Question

How fast is the radius of the basketball increasing when the radius is 16cm if air is pumped into a basketball at a rate of $100c{{m}^{3}}/\sec$?

Answer 1

In this problem, we have to find the rate of change of the radius of a basketball if air is pumped into a basketball at a rate of $100c{{m}^{3}}/\sec$ .Here the basketball is a perfect sphere. We are given the radius of the basketball is 16cm. We can now assume the radius as r, then its rate of change will be $\dfrac{dr}{dt}$. We can see that we are given $c{{m}^{3}}$ which indicates the rate of change in volume per second. We have to find $\dfrac{dr}{dt}$ by differentiating the given values to find the answer.

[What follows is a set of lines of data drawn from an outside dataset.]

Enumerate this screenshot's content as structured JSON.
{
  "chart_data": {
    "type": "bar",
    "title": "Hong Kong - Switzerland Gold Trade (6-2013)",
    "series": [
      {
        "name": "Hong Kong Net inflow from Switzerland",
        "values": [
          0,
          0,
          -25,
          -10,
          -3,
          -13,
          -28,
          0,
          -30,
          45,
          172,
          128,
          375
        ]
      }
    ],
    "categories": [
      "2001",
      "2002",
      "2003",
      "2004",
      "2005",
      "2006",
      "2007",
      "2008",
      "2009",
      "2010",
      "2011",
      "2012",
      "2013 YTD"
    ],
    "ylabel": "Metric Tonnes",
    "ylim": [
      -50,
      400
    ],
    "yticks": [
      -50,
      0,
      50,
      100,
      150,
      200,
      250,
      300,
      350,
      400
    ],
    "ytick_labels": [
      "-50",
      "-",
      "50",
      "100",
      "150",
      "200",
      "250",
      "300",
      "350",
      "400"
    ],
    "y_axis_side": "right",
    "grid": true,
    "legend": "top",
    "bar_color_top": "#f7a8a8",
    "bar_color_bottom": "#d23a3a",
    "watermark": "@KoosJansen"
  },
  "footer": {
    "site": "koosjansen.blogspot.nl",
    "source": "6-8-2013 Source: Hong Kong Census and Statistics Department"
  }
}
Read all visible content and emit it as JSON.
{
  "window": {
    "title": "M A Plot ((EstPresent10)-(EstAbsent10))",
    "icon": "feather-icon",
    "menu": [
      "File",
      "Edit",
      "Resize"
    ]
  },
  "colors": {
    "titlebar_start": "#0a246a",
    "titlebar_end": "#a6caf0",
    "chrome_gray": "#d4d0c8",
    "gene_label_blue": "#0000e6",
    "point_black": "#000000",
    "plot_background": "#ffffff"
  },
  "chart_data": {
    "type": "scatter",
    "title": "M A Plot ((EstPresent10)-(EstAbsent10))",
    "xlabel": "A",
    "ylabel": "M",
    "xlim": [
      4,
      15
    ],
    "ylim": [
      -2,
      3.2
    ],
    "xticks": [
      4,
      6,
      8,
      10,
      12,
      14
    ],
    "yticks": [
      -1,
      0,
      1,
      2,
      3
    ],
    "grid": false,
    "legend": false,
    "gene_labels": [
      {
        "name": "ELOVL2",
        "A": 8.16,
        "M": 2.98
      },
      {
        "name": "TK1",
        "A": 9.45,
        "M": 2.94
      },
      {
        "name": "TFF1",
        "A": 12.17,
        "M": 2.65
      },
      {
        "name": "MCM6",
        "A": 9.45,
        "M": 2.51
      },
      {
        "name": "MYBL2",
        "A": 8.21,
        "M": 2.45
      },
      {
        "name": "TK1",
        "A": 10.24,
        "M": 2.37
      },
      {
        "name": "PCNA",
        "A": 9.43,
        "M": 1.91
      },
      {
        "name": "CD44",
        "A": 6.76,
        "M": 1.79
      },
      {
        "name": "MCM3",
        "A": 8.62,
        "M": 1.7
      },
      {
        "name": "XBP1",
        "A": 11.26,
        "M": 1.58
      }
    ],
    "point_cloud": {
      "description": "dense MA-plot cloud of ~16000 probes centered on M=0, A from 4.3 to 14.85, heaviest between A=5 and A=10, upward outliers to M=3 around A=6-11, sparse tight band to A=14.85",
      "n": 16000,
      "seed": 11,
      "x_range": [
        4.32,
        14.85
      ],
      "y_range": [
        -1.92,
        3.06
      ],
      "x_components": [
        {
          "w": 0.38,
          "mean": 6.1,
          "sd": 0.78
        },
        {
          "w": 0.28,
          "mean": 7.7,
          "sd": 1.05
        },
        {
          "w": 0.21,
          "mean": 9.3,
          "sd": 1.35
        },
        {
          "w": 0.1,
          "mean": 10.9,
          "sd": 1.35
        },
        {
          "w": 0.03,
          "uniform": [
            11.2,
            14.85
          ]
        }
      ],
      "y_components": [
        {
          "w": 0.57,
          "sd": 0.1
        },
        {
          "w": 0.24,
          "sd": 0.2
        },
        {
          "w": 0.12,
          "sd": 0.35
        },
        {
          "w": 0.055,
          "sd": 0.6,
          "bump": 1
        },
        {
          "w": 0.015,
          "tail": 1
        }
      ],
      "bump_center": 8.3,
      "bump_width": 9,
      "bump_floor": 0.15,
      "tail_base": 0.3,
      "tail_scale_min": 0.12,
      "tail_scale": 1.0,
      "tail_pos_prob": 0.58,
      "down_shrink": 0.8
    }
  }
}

Complete step-by-step solution:
We know that the given radius of the basketball is 16cm.
We have to find the rate of change of the radius $\dfrac{dr}{dt}$.
We know that the given rate of change of volume is,
$\dfrac{dV}{dt}=100c{{m}^{3}}/\sec$ …….. (1)
Here the basketball is a perfect sphere, whose volume is
$\Rightarrow V=\dfrac{4}{3}\pi {{r}^{3}}$
We can now differentiate the volume, V with respect to time, t, we get
$\Rightarrow \dfrac{dV}{dt}=\dfrac{4}{3}\pi 3{{r}^{2}}\dfrac{dr}{dt}$
We can now simplify the above step, we get
$\Rightarrow \dfrac{dV}{dt}=4\pi {{r}^{2}}\dfrac{dr}{dt}$
We can now substitute the given radius value and the (1) in the above step, we get
$\Rightarrow 100=4\pi {{\left( 16 \right)}^{2}}\dfrac{dr}{dt}$
We can now write the above step as,
$\Rightarrow \dfrac{dr}{dt}=\dfrac{100}{4\pi {{16}^{2}}}=\dfrac{25}{\pi {{\left( 16 \right)}^{2}}}cm/\sec$
Therefore, the radius of the basketball will be increasing at a speed of $\dfrac{25}{\pi {{\left( 16 \right)}^{2}}}cm/\sec$.

Note: We should know that $\dfrac{dV}{dt}$ is the rate of change of volume with respect to time and $\dfrac{dr}{dt}$ is the rate of change of radius with respect to time. Here the given basketball is nothing but a sphere whose volume is $\Rightarrow V=\dfrac{4}{3}\pi {{r}^{3}}$. We should also mention the unit in the answer part.